The Data Visualisation Pipeline

Stage Description
Acquire Obtain data from databases, APIs, CSV files, or web scraping
Parse Clean and structure data so it is ready for plotting
Filter Focus on the subset of data relevant to your question
Mine Apply statistics or aggregations to extract key metrics
Represent Choose an appropriate visual encoding (chart type, colour, shape)
Refine Improve aesthetics, remove clutter, add labels and annotations
Interact Add tooltips, zoom, filtering, or animation for exploration

Types of Data

Understanding what type of data you have determines which charts are appropriate.

Quantitative (Numerical) Data

Data that can be measured and expressed as numbers.

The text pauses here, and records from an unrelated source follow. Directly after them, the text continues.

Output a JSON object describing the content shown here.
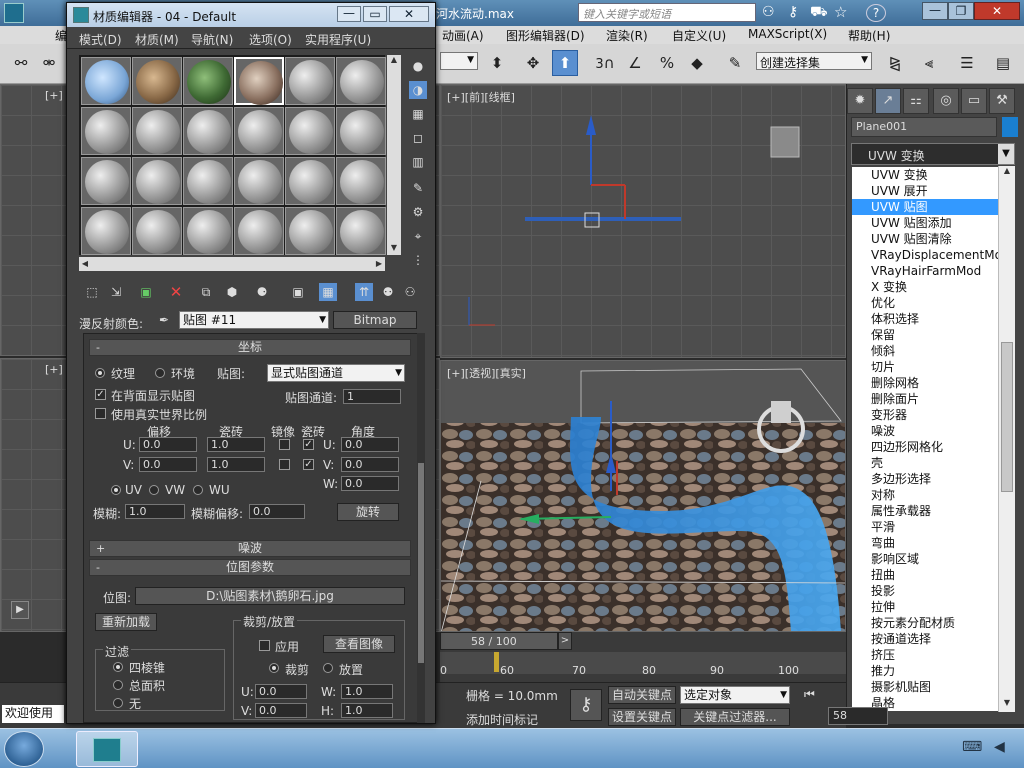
{
  "app": {
    "title_fragment": "河水流动.max",
    "search_placeholder": "键入关键字或短语"
  },
  "menubar": {
    "items": [
      "编",
      "动画(A)",
      "图形编辑器(D)",
      "渲染(R)",
      "自定义(U)",
      "MAXScript(X)",
      "帮助(H)"
    ]
  },
  "toolbar": {
    "num_label": "3",
    "selection_set_placeholder": "创建选择集"
  },
  "viewports": {
    "top_left": "[+]",
    "front": "[+][前][线框]",
    "left": "[+]",
    "persp": "[+][透视][真实]"
  },
  "material_editor": {
    "title": "材质编辑器 - 04 - Default",
    "menu": [
      "模式(D)",
      "材质(M)",
      "导航(N)",
      "选项(O)",
      "实用程序(U)"
    ],
    "diffuse_label": "漫反射颜色:",
    "map_name": "贴图 #11",
    "map_type": "Bitmap",
    "coords": {
      "header": "坐标",
      "texture": "纹理",
      "environ": "环境",
      "mapping_label": "贴图:",
      "mapping_value": "显式贴图通道",
      "show_on_back": "在背面显示贴图",
      "map_channel_label": "贴图通道:",
      "map_channel_value": "1",
      "real_world": "使用真实世界比例",
      "offset": "偏移",
      "tiling": "瓷砖",
      "mirror": "镜像",
      "tile": "瓷砖",
      "angle": "角度",
      "u": "U:",
      "v": "V:",
      "w": "W:",
      "u_offset": "0.0",
      "v_offset": "0.0",
      "u_tiling": "1.0",
      "v_tiling": "1.0",
      "u_angle": "0.0",
      "v_angle": "0.0",
      "w_angle": "0.0",
      "uv": "UV",
      "vw": "VW",
      "wu": "WU",
      "blur_label": "模糊:",
      "blur_value": "1.0",
      "blur_offset_label": "模糊偏移:",
      "blur_offset_value": "0.0",
      "rotate_btn": "旋转"
    },
    "noise_header": "噪波",
    "bitmap_params": {
      "header": "位图参数",
      "bitmap_label": "位图:",
      "bitmap_path": "D:\\贴图素材\\鹅卵石.jpg",
      "reload": "重新加载",
      "crop_group": "裁剪/放置",
      "apply": "应用",
      "view_image": "查看图像",
      "crop": "裁剪",
      "place": "放置",
      "filter_group": "过滤",
      "f1": "四棱锥",
      "f2": "总面积",
      "f3": "无",
      "u": "U:",
      "v": "V:",
      "w": "W:",
      "h": "H:",
      "u_val": "0.0",
      "v_val": "0.0",
      "w_val": "1.0",
      "h_val": "1.0"
    }
  },
  "command_panel": {
    "object_name": "Plane001",
    "object_color": "#1a7fd0",
    "modifier_selected": "UVW 变换",
    "modifier_list": [
      "UVW 变换",
      "UVW 展开",
      "UVW 贴图",
      "UVW 贴图添加",
      "UVW 贴图清除",
      "VRayDisplacementMod",
      "VRayHairFarmMod",
      "X 变换",
      "优化",
      "体积选择",
      "保留",
      "倾斜",
      "切片",
      "删除网格",
      "删除面片",
      "变形器",
      "噪波",
      "四边形网格化",
      "壳",
      "多边形选择",
      "对称",
      "属性承载器",
      "平滑",
      "弯曲",
      "影响区域",
      "扭曲",
      "投影",
      "拉伸",
      "按元素分配材质",
      "按通道选择",
      "挤压",
      "推力",
      "摄影机贴图",
      "晶格"
    ],
    "highlighted_index": 2
  },
  "timeline": {
    "frame": "58 / 100",
    "ticks": [
      "0",
      "60",
      "70",
      "80",
      "90",
      "100"
    ]
  },
  "status": {
    "welcome": "欢迎使用",
    "grid": "栅格 = 10.0mm",
    "add_time_tag": "添加时间标记",
    "auto_key": "自动关键点",
    "set_key": "设置关键点",
    "selected_obj": "选定对象",
    "key_filters": "关键点过滤器...",
    "frame_field": "58"
  }
}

Sub-type Examples Suitable Charts
Continuous Temperature, height, revenue Histograms, line plots, scatter plots
Discrete Number of orders, count of students Bar charts, dot plots

Categorical (Qualitative) Data

Data that represents groups or labels.

Sub-type Examples Suitable Charts
Nominal Country, colour, product category Bar charts, pie charts, treemaps
Ordinal Education level, satisfaction rating Bar charts (ordered), heatmaps

Temporal Data

Data that involves time — dates, timestamps, durations. Best shown with line plots, area charts, or timeline visualisations.

Geospatial Data

Data tied to locations — latitude/longitude, postcodes, country codes. Best shown with maps, choropleths, and bubble maps.


Key Terminology

Term Definition
Mark The geometric element representing data — a point, line, bar, or area
Channel The visual property used to encode data — position, length, colour, size, angle
Encoding The mapping of a data variable to a visual channel
Scale A function mapping data values to visual values (e.g., linear, logarithmic)
Legend A key explaining what colours, sizes, or shapes represent
Annotation Text or markers added to highlight specific data points
Aspect ratio The width-to-height ratio of a chart, which affects how trends appear

Static vs Interactive Visualisation

Feature Static Interactive
Format PNG, PDF, print HTML, dashboard, web app
Exploration Fixed view Zoom, pan, filter, hover
Tools Matplotlib, Seaborn Plotly, Bokeh, D3.js, Altair
Best for Reports, papers, presentations Dashboards, exploration, storytelling
Audience Readers of a final report Analysts who want to drill down

The Python Visualisation Ecosystem

Library Type Strengths
Matplotlib Static Fine-grained control, publication-quality figures
Seaborn Static Statistical plots with minimal code, built on Matplotlib
Plotly Interactive Rich interactivity, easy to embed in web apps
Bokeh Interactive Streaming and real-time data, server-backed dashboards
Altair Declarative Concise grammar-of-graphics API, Vega-Lite backend
Pandas Static Quick plots directly from DataFrames
Folium Maps Leaflet-based interactive maps
Streamlit Dashboards Turn Python scripts into shareable web apps

Anscombe's Quartet — Why Visualisation Matters

In 1973, statistician Francis Anscombe constructed four datasets that have nearly identical summary statistics (mean, variance, correlation, regression line) yet look completely different when plotted. This is a powerful demonstration of why you should always visualise your data before relying solely on summary statistics.

import seaborn as sns
import matplotlib.pyplot as plt

# Load Anscombe's quartet
df = sns.load_dataset("anscombe")

# Plot all four datasets
g = sns.lmplot(x="x", y="y", col="dataset",
               data=df, col_wrap=2,
               height=4, aspect=1)
g.set_titles("Dataset {col_name}")
plt.suptitle("Anscombe's Quartet", y=1.02)
plt.show()

Tip: If two datasets have the same mean, standard deviation, and correlation, they are NOT necessarily the same. Always plot before you model.


Summary

Data visualisation transforms raw data into visual stories. It leverages the power of human perception to reveal patterns, communicate findings, and guide decisions. The field has evolved from hand-drawn charts in the 18th century to interactive web-based dashboards today. In this course, you will learn the principles of effective visual design, master the major Python visualisation libraries — Matplotlib, Seaborn, Plotly, and Pandas — and develop the skills to build dashboards, geospatial maps, and data-driven narratives.